Making New Year Resolutions That Stick.

"The great thing is to make our nervous system our ally instead of our enemy."
- William James, "Habit" 1890

I have made numerous New Year resolutions that did not stick, as many people do every year.  We need to understand that changing “Keystone Habits” are the key to making them last. 

How Habits Are Formed

If you want to know what makes up 95% of your life, you need to learn this equation Cue + Routine + Reward = Habit.  We are mainly a product of our habits.  This begins with our mental habits.  For our mental habits form our thoughts.  These thoughts become our words.  These words become our actions.  Our actions become our lives.  I’ll use an example from my former life as a smoker.  A firmly entrenched habit I had was to have a cigarette whenever I would get in my car and drive anywhere.  The cue was starting the car, the routine was smoking the cigarette, and the reward was the decrease in the craving for a cigarette.

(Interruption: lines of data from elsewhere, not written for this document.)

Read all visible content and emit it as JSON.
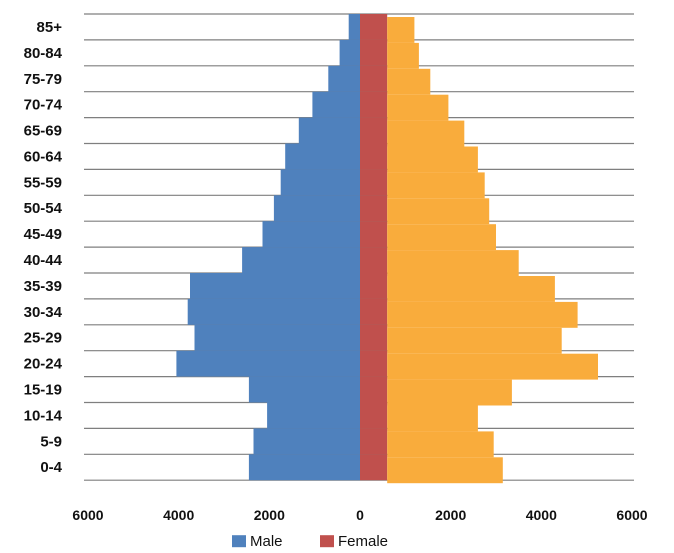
{
  "chart_data": {
    "type": "bar",
    "orientation": "horizontal",
    "title": "",
    "xlabel": "",
    "ylabel": "",
    "categories": [
      "0-4",
      "5-9",
      "10-14",
      "15-19",
      "20-24",
      "25-29",
      "30-34",
      "35-39",
      "40-44",
      "45-49",
      "50-54",
      "55-59",
      "60-64",
      "65-69",
      "70-74",
      "75-79",
      "80-84",
      "85+"
    ],
    "tick_labels_y": [
      "0-4",
      "5-9",
      "10-14",
      "15-19",
      "20-24",
      "25-29",
      "30-34",
      "35-39",
      "40-44",
      "45-49",
      "50-54",
      "55-59",
      "60-64",
      "65-69",
      "70-74",
      "75-79",
      "80-84",
      "85+"
    ],
    "tick_labels_x": [
      "6000",
      "4000",
      "2000",
      "0",
      "2000",
      "4000",
      "6000"
    ],
    "xlim": [
      -6000,
      6000
    ],
    "grid": "horizontal",
    "legend_position": "bottom",
    "series": [
      {
        "name": "Male",
        "color": "#4f81bd",
        "values": [
          2450,
          2350,
          2050,
          2450,
          4050,
          3650,
          3800,
          3750,
          2600,
          2150,
          1900,
          1750,
          1650,
          1350,
          1050,
          700,
          450,
          250
        ]
      },
      {
        "name": "Female",
        "color": "#c0504d",
        "values": [
          600,
          600,
          600,
          600,
          600,
          600,
          600,
          600,
          600,
          600,
          600,
          600,
          600,
          600,
          600,
          600,
          600,
          600
        ]
      },
      {
        "name": "",
        "color": "#f9ac3c",
        "values": [
          3150,
          2950,
          2600,
          3350,
          5250,
          4450,
          4800,
          4300,
          3500,
          3000,
          2850,
          2750,
          2600,
          2300,
          1950,
          1550,
          1300,
          1200
        ]
      }
    ],
    "legend": [
      {
        "label": "Male",
        "color": "#4f81bd"
      },
      {
        "label": "Female",
        "color": "#c0504d"
      },
      {
        "label": "",
        "color": "#f9ac3c"
      }
    ]
  }
}
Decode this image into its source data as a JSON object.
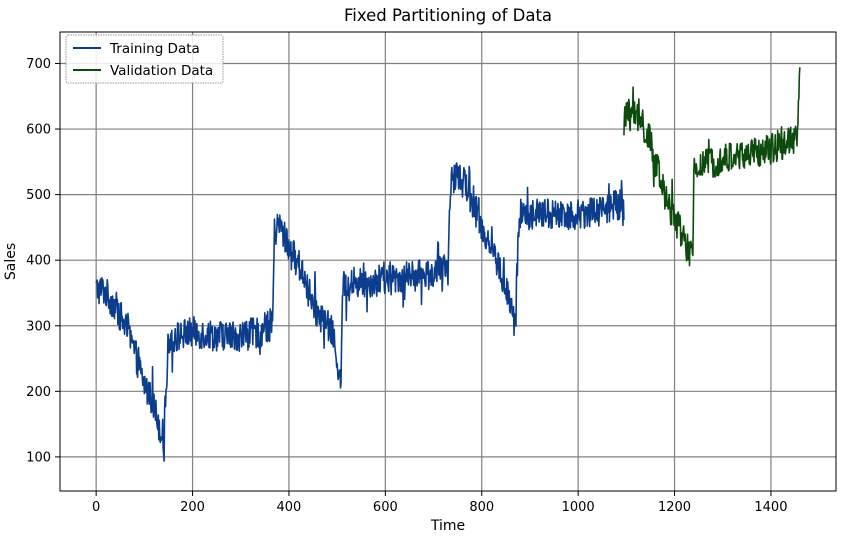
{
  "chart_data": {
    "type": "line",
    "title": "Fixed Partitioning of Data",
    "xlabel": "Time",
    "ylabel": "Sales",
    "xlim": [
      -75,
      1535
    ],
    "ylim": [
      48,
      748
    ],
    "xticks": [
      0,
      200,
      400,
      600,
      800,
      1000,
      1200,
      1400
    ],
    "yticks": [
      100,
      200,
      300,
      400,
      500,
      600,
      700
    ],
    "grid": true,
    "legend": "top-left",
    "series": [
      {
        "name": "Training Data",
        "color": "#0b3d8c",
        "x_range": [
          0,
          1095
        ],
        "anchors": [
          [
            0,
            355
          ],
          [
            15,
            355
          ],
          [
            40,
            330
          ],
          [
            60,
            300
          ],
          [
            80,
            260
          ],
          [
            100,
            210
          ],
          [
            115,
            190
          ],
          [
            130,
            150
          ],
          [
            140,
            130
          ],
          [
            145,
            200
          ],
          [
            150,
            280
          ],
          [
            200,
            290
          ],
          [
            250,
            285
          ],
          [
            300,
            285
          ],
          [
            340,
            290
          ],
          [
            360,
            300
          ],
          [
            366,
            310
          ],
          [
            370,
            440
          ],
          [
            380,
            455
          ],
          [
            400,
            420
          ],
          [
            430,
            380
          ],
          [
            450,
            330
          ],
          [
            470,
            310
          ],
          [
            490,
            290
          ],
          [
            505,
            230
          ],
          [
            508,
            200
          ],
          [
            510,
            300
          ],
          [
            512,
            360
          ],
          [
            540,
            365
          ],
          [
            600,
            370
          ],
          [
            650,
            375
          ],
          [
            700,
            380
          ],
          [
            728,
            385
          ],
          [
            730,
            380
          ],
          [
            735,
            520
          ],
          [
            750,
            530
          ],
          [
            770,
            510
          ],
          [
            800,
            450
          ],
          [
            820,
            420
          ],
          [
            840,
            380
          ],
          [
            860,
            330
          ],
          [
            870,
            300
          ],
          [
            875,
            420
          ],
          [
            878,
            470
          ],
          [
            900,
            470
          ],
          [
            950,
            470
          ],
          [
            1000,
            470
          ],
          [
            1050,
            480
          ],
          [
            1095,
            485
          ]
        ],
        "noise": 24
      },
      {
        "name": "Validation Data",
        "color": "#0d4a0d",
        "x_range": [
          1095,
          1460
        ],
        "anchors": [
          [
            1095,
            610
          ],
          [
            1110,
            630
          ],
          [
            1130,
            610
          ],
          [
            1150,
            580
          ],
          [
            1170,
            520
          ],
          [
            1190,
            480
          ],
          [
            1210,
            450
          ],
          [
            1225,
            420
          ],
          [
            1238,
            400
          ],
          [
            1240,
            540
          ],
          [
            1260,
            545
          ],
          [
            1300,
            555
          ],
          [
            1350,
            560
          ],
          [
            1400,
            570
          ],
          [
            1440,
            580
          ],
          [
            1455,
            590
          ],
          [
            1460,
            680
          ]
        ],
        "noise": 24
      }
    ]
  }
}
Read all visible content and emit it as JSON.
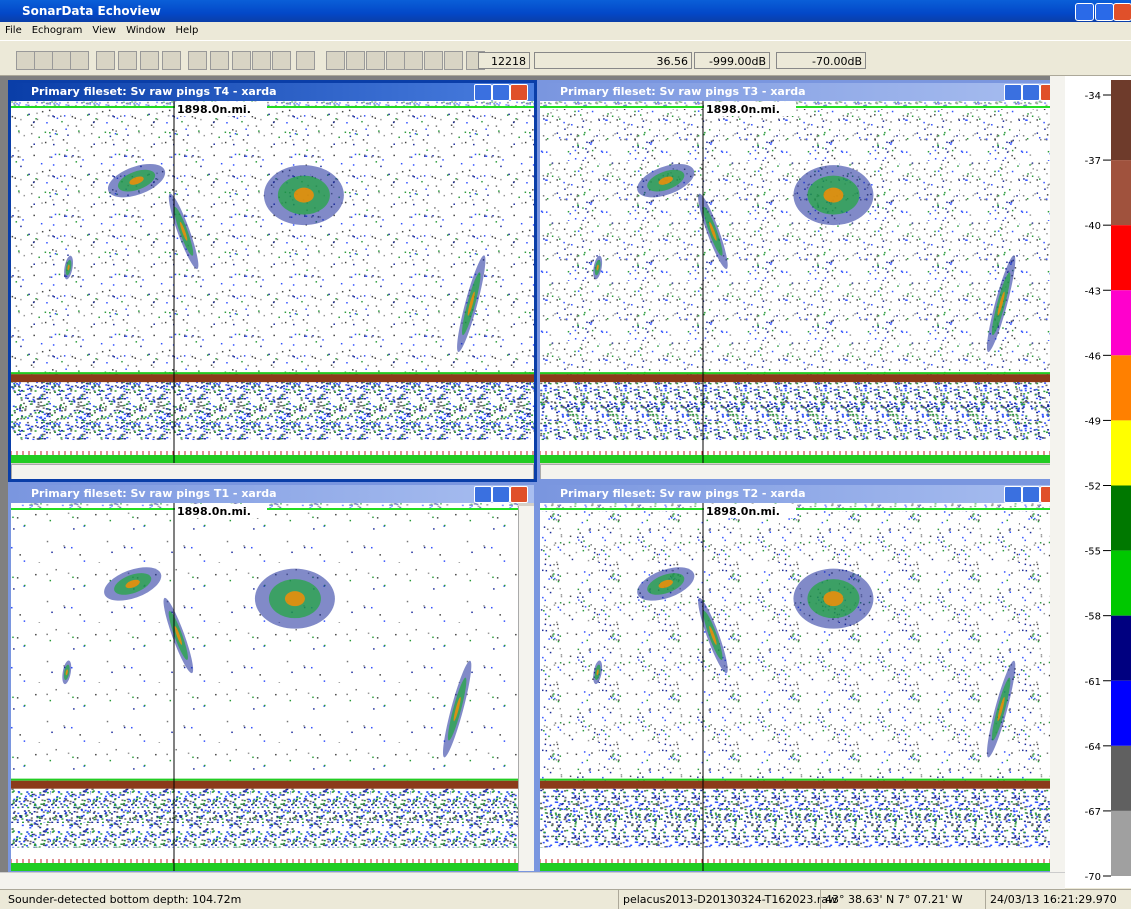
{
  "window": {
    "title": "SonarData Echoview",
    "menu": [
      "File",
      "Echogram",
      "View",
      "Window",
      "Help"
    ]
  },
  "toolbar": {
    "fields": [
      "12218",
      "36.56",
      "-999.00dB",
      "-70.00dB"
    ]
  },
  "echograms": [
    {
      "title": "Primary fileset: Sv raw pings T4 - xarda",
      "marker": "1898.0n.mi."
    },
    {
      "title": "Primary fileset: Sv raw pings T3 - xarda",
      "marker": "1898.0n.mi."
    },
    {
      "title": "Primary fileset: Sv raw pings T1 - xarda",
      "marker": "1898.0n.mi."
    },
    {
      "title": "Primary fileset: Sv raw pings T2 - xarda",
      "marker": "1898.0n.mi."
    }
  ],
  "colorscale": {
    "ticks": [
      -34,
      -37,
      -40,
      -43,
      -46,
      -49,
      -52,
      -55,
      -58,
      -61,
      -64,
      -67,
      -70
    ],
    "colors": [
      "#6e3b2b",
      "#a0523d",
      "#ff0000",
      "#ff00cc",
      "#ff8000",
      "#ffff00",
      "#007800",
      "#00c800",
      "#000080",
      "#0000ff",
      "#606060",
      "#a0a0a0"
    ]
  },
  "status": [
    "Sounder-detected bottom depth: 104.72m",
    "pelacus2013-D20130324-T162023.raw",
    "43° 38.63' N 7° 07.21' W",
    "24/03/13 16:21:29.970"
  ]
}
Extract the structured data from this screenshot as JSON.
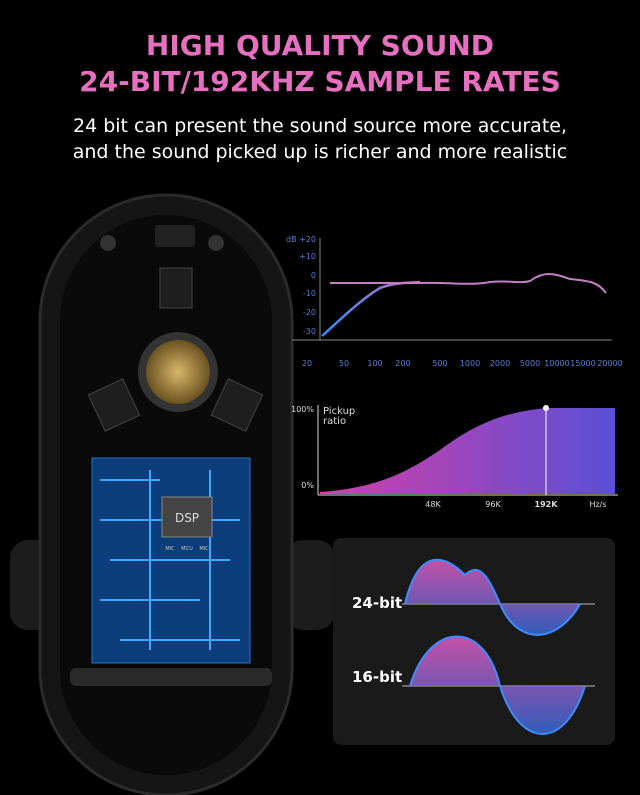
{
  "header": {
    "title_lines": [
      "HIGH QUALITY SOUND",
      "24-BIT/192KHZ SAMPLE RATES"
    ],
    "subtitle_lines": [
      "24 bit can present the sound source more accurate,",
      "and the sound picked up is richer and more realistic"
    ]
  },
  "frequency_chart": {
    "y_labels": [
      "dB +20",
      "+10",
      "0",
      "-10",
      "-20",
      "-30"
    ],
    "x_labels": [
      "20",
      "50",
      "100",
      "200",
      "500",
      "1000",
      "2000",
      "5000",
      "10000",
      "15000",
      "20000"
    ]
  },
  "pickup_chart": {
    "y_labels": [
      "100%",
      "0%"
    ],
    "legend_lines": [
      "Pickup",
      "ratio"
    ],
    "x_labels": [
      "48K",
      "96K",
      "192K",
      "Hz/s"
    ]
  },
  "bit_depth": {
    "labels": [
      "24-bit",
      "16-bit"
    ]
  },
  "chip": {
    "main": "DSP",
    "small": [
      "MIC",
      "MCU",
      "MIC"
    ]
  }
}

Habits are formed in our brains through a combination of neurotransmitters such as Dopamine and Serotonin.  Once cue, routine, and reward patterns are formed it is then stored in a small ancient part of the central brain called the Basal Ganglia.

Why does the brain default to habits?  It assists it in accomplishing its main agenda, which is to keep itself alive.  Habits utilize less brain energy.  If you were to look at a graph of the brain patterns of rats in a maze, you would notice that once the pattern is learned and it becomes a habit, there is significantly less brain activity.  Less energy to carry out learned tasks (habits) more energy to fight or to run from any potential danger, such as a tiger.  Which our ancient ancestors regularly encountered 100,000’s of years ago.  It is part of evolution. 

This is why firmly entrenched habits can be so challenging to change.  When you understand “Keystone Habits” the better the chance of making a permanent change.

What are keystone habits and why are they important?

Keystone habits are foundational patterns from which other habits arise.  They are the habits that when adjusted will have a trickle-down effect on other habits.  I joined Toastmasters about a year ago.  I joined mainly to learn how to speak in front of other people.  I have reaped far greater benefits.  When I practiced and established the habit of speaking in front of others, it has had a tremendous effect on my overall self-confidence.  By facing head on the pattern of fear know as public speaking it has helped me to overcome other concerns.  I became a more efficient and effective communicator.  This helps in other areas such as making sales calls.  I feel greater confidence in my communication skills, thus less reluctance to make those difficult calls.